L’alpinisme a ceci de cruel qu’il ne suffit pas d’arriver au sommet : il faut encore convaincre qu’on y est bien allé. Les hommes ont bâti leur légende sur des récits gravés dans le granite, entre journaux d’expédition et photos de sommet brandies comme des trophées. Les femmes, elles, ont souvent dû redoubler d’efforts pour faire exister leur réussite, parfois même pour être simplement crues. C’est là que se joue le cœur de ce nouvel épisode du podcast Learn from Altitude. Deux femmes, deux générations, deux combats : Lydia Bradey, dont l’ascension sans oxygène fut contestée avant d’être reconnue, et Jordane Liénard, qui a gravi les 82 sommets de plus de 4000 mètres des Alpes avec son guide, dans une démarche aussi radicale qu’éthique. Deux histoires qui posent la même question : à qui appartient la légitimité du récit ?
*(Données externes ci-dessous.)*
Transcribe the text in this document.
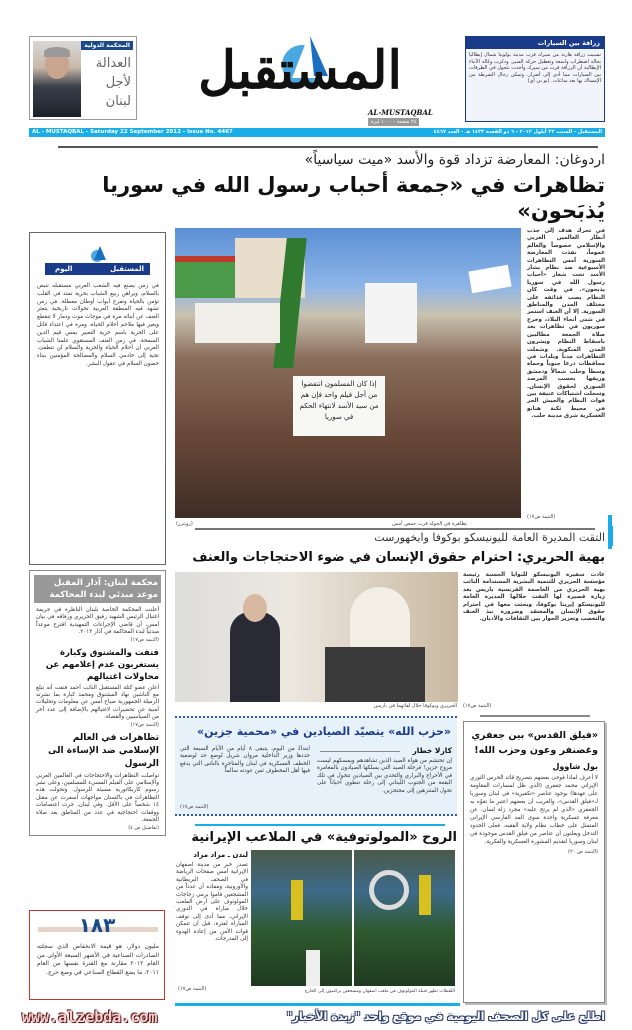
المحكمة الدولية
العدالة
لأجل
لبنان
المستقبل
AL-MUSTAQBAL
٢٤ صفحة - ١٠٠٠ ليرة
زرافة بين السيارات
تسببت زرافة هاربة من سيرك قرب مدينة بولونيا شمال إيطاليا بحالة اضطراب واسعة وتعطيل حركة السير. وذكرت وكالة الأنباء الإيطالية أن الزرافة فرت من سيرك وأخذت تتجول في الطرقات بين السيارات مما أدى إلى أضرار. وتمكن رجال الشرطة من الإمساك بها بعد ساعات. (يو بي أي)
AL - MUSTAQBAL - Saturday 22 September 2012 - Issue No. 4467	المستقبل - السبت ٢٢ أيلول ٢٠١٢ - ٦ ذو القعدة ١٤٣٣ هـ - العدد ٤٤٦٧
اردوغان: المعارضة تزداد قوة والأسد «ميت سياسياً»
تظاهرات في «جمعة أحباب رسول الله في سوريا يُذبَحون»
إذا كان المسلمون انتفضوا من أجل فيلم واحد فإن هم من سيد الأسد لانتهاء الحكم في سوريا
تظاهرة في الحولة قرب حمص أمس
(رويترز)
في تحرك هدف إلى جذب أنظار العالمين العربي والإسلامي خصوصاً والعالم عموماً، نفذت المعارضة السورية أمس التظاهرات الأسبوعية ضد نظام بشار الأسد تحت شعار «أحباب رسول الله في سوريا يذبحون». في وقت كان النظام يصب قذائفه على مختلف المدن والمناطق السورية. إلا أن العنف استمر في شتى أنحاء البلاد، وخرج سوريون في تظاهرات بعد صلاة الجمعة مطالبين باسقاط النظام ويشرون المدن المنكوبة. وشملت التظاهرات مدناً وبلدات في محافظات درعا جنوباً وحماة وسطاً وحلب شمالاً ودمشق وريفها بحسب المرصد السوري لحقوق الإنسان. وسجلت اشتباكات عنيفة بين قوات النظام والجيش الحر في محيط ثكنة هنانو العسكرية شرق مدينة حلب.
(التتمة ص١٧)
اليوم	المستقبل
في زمن يصنع فيه الشعب العربي مستقبله تنبض بالسلام، ويراهن ربيع الشباب بحرية تمتد في القلب تؤمن بالحياة وتفرج أبواب أوطان معطلة. في زمن تشهد فيه المنطقة العربية تحولات تاريخية يتعثر العنف عن أبنائه مرة في موجات موت ودمار لا تنقطع ويغير فيها ملاحم أحلام الحياة، ومرة في اعتداء قاتل على الحرية باسم حرية التعبير يمس قيم الدين السمحة. في زمن العنف المستقوي علمنا الشباب العربي أن أحلام الحياة والحرية والسلام لن تنطفئ. تحية إلى خادمي السلام والمصالحة المؤمنين ببناء حصون السلام في عقول البشر.
محكمة لبنان: آذار المقبل موعد مبدئي لبدء المحاكمة
أعلنت المحكمة الخاصة بلبنان الناظرة في جريمة اغتيال الرئيس الشهيد رفيق الحريري ورفاقه في بيان أمس، أن قاضي الإجراءات التمهيدية اقترح موعداً مبدئياً لبدء المحاكمة في آذار ٢٠١٣.
(التتمة ص١٧)
فتفت والمشنوق وكبارة يستغربون عدم إعلامهم عن محاولات اغتيالهم
أعلن عضو كتلة المستقبل النائب أحمد فتفت أنه تبلغ مع الناشين نهاد المشنوق ومحمد كبارة بما نشرته الزميلة الجمهورية صباح أمس عن معلومات وتحليلات أمنية عن تحضيرات لاغتيالهم بالإضافة إلى عدد آخر من السياسيين والقضاة.
(التتمة ص١٧)
تظاهرات في العالم الإسلامي ضد الإساءة الى الرسول
تواصلت التظاهرات والاحتجاجات في العالمين العربي والإسلامي على الفيلم المسيء للمسلمين، وعلى نشر رسوم كاريكاتورية مسيئة للرسول. وتحولت هذه التظاهرات في باكستان مواجهات أسفرت عن مقتل ١٤ شخصاً على الأقل. وفي لبنان، جرت اعتصامات ووقفات احتجاجية في عدد من المناطق بعد صلاة الجمعة.
(تفاصيل ص ٤)
١٨٣
مليون دولار، هو قيمة الانخفاض الذي سجلته الصادرات الصناعية في الأشهر السبعة الأولى من العام ٢٠١٢ مقارنة مع الفترة نفسها من العام ٢٠١١، ما يضع القطاع الصناعي في وضع حرج.
التقت المديرة العامة لليونيسكو بوكوفا وايخهورست
بهية الحريري: احترام حقوق الإنسان في ضوء الاحتجاجات والعنف
الحريري وبوكوفا خلال لقائهما في باريس
عادت سفيرة اليونيسكو للنوايا الحسنة رئيسة مؤسسة الحريري للتنمية البشرية المستدامة النائب بهية الحريري من العاصمة الفرنسية باريس بعد زيارة قصيرة لها التقت خلالها المديرة العامة لليونيسكو إيرينا بوكوفا، وبحثت معها في احترام حقوق الإنسان والمعتقد وضرورة نبذ العنف والتعصب وتعزيز الحوار بين الثقافات والأديان.
(التتمة ص١٧)
«حزب الله» يتصيّد الصيادين في «محمية جزين»
كارلا خطار
إن تحتشم من هواة الصيد الذين تشاهدهم ويمسكهم ليست مروج جزين! فرحلة الصيد التي يسلكها الصيادون بالمغامرة في الأحراج والبراري والتحدي بين الصيادين تتحول في تلك البقعة من الجنوب اللبناني إلى رحلة تنطوي أحياناً على تحول المتنزهين إلى محتجزين.
ابتداءً من اليوم، يتبقى ٨ أيام من الأيام السبعة التي حددها وزير الداخلية مروان شربل لوضع حد لوضعية الخطف العسكرية في لبنان والمتاجرة بالناس التي يدفع فيها أهل المخطوف ثمن عودته سالماً.
(التتمة ص١٧)
«فيلق القدس» بين جعفري وغضنفر وعون وحزب الله!
بول شاوول
لا أعرف لماذا فوجئ بعضهم بتصريح قائد الحرس الثوري الإيراني محمد جعفري (الذي ظل لمسارات المقاومة على عهدها) بوجود عناصر «تكفيرية» في لبنان وسوريا لـ«فيلق القدس»، والغريب أن بعضهم اعتبر ما تفوّه به الجعفري «الذي لم يرتج عليه» مجرد زلة لسان. عن معرفة عسكرية واحدة سوى المد الفارسي الإيراني المتمثل على خطاب نظام ولاية الفقيه، فعلى الحدود التدخل ويعلنون أن عناصر من فيلق القدس موجودة في لبنان وسوريا لتقديم المشورة العسكرية والفكرية.
(التتمة ص ٢٠)
الروح «المولوتوفية» في الملاعب الإيرانية
لندن ـ مراد مراد
تصدر خبر من مدينة اصفهان الإيرانية أمس صفحات الرياضة في الصحف البريطانية والأوروبية، ومفاده أن عدداً من المشجعين قاموا برمي زجاجات المولوتوف على أرض الملعب خلال مباراة في الدوري الإيراني، مما أدى إلى توقف المباراة لفترة، قبل أن تتمكن قوات الأمن من إعادة الهدوء إلى المدرجات.
(التتمة ص١٧)	اللقطات تظهر قنبلة المولوتوف في ملعب اصفهان ومشجعين يركضون إلى الخارج
www.alzebda.com	اطلع على كل الصحف اليومية في موقع واحد "زبدة الأخبار"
Lydia Bradey, ou le sommet contesté
23 mai 2013. Dans une salle de Katmandou, Reinhold Messner et Lydia Bradey découpent un gâteau en forme d’Everest pour célébrer le soixantième anniversaire de la première ascension d’Hillary et Tenzing. Le symbole est limpide : ils sont les premiers, homme et femme, à avoir atteint le sommet sans oxygène. Pour Lydia, ce moment est une réparation, un quart de siècle après un exploit aussi pur que controversé.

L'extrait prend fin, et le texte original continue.